According to FRED, real personal consumption per capita is 4x what it was in 1960, but the skyrocketing income of the top 0.01% has left the rest of us behind, with the bottom quintile eating dirt. There is no possibility of a lower standard of living for them. It's just death or charity.

(editing my post at 5am the next morning)

What keeps me up at night is the problem of intermittency. I see no emissions-free, eco-friendly way to address it. Intermittent power is a problem we didn't have in the '60s, and arguably have never had since the taming of fire.

The big picture of the human predicament has to consider both energy and the environment's ability to absorb waste. GHG emissions have already burdened the atmosphere with more carbon than the PETM spike. We don't know where the tipping points are, some appear to be underway, and the risks to all megafauna are inconceivable. The effects on the oceans are similarly catastrophic.
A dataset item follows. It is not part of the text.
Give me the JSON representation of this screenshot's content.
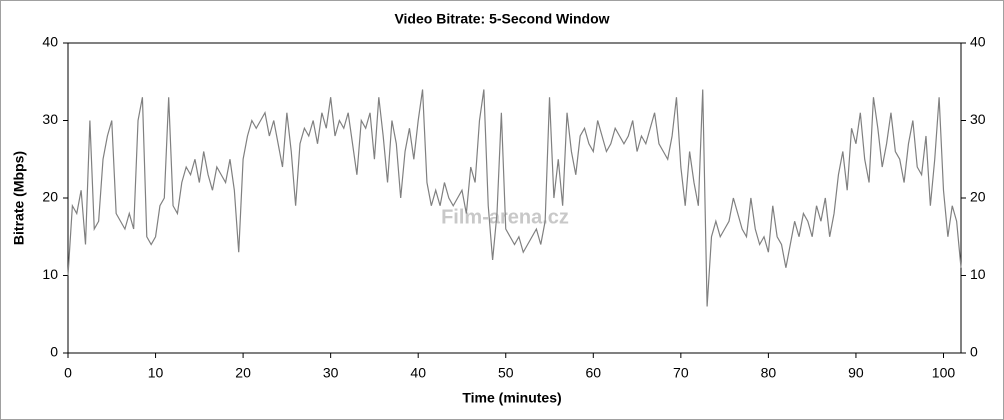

I don't know of any means of producing heat for housing and cooking that does not directly produce emissions other than batteries and nuclear, and I do not know of any way of producing either without both emissions and mining devastation. Biofuels not only emit, they also require acreage. Burning wood leads to deforestation, the condition that led the Brits to start burning coal in the first place. I'd love to see an episode on Passive House design. That can reduce or eliminate direct emissions and energy use, but I do not know to what extent it embodies energy and emissions, mining, materials transport, or other harm. We can also focus more on warming bodies rather than spaces. Low Tech Magazine has articles about this. Long live Jimmy Carter and his sweaters. Warm up bean bags full of pebbles while cooking and insert them into interior pockets in clothes. Could warming-bulges ever become fashionable?

Solar based electricity or even direct solar heating can cook food when the sun shines. How do you feel about being unable to warm up your food or boil water for coffee or tea after dark or before sunrise? What about bathing? If The Future Is Rural (Jason Bradford), and many more of us labor on farms, we will need daylight for outdoor farm labor. Does that mean that some segment of the population, probably women, must return to the kitchen during the day in order to cook the food using solar flows? After a day of farm labor, how is a person supposed to take a bath?

While we are nowhere near these intermittancy scenarios, I am puzzled about what to recommend to my community. I used to be on an energy transition task force for the local government, before it was disbanded due to lack of interest. I may be able to restart it as elected officials turn over. We have a plan to join in an aggregate community solar farm. I pointed out that intermittancy means we have to continue to rely on either natural gas, nuclear, or batteries. Natural gas = GHG emissions. Nuclear is out of our control. Grid-scale batteries not only embody both high energy and mining destruction, but also require far more solar panels to charge them.

My only other idea is smaller private batteries. If a household had a battery-operated bath water heater, for example, household members would quickly learn to take short baths and bathe in used bathwater. I don't know of any such thing being manufactured, or how to make one.

Is anyone else out there grappling with these questions? Internet searches don't yield anything useful.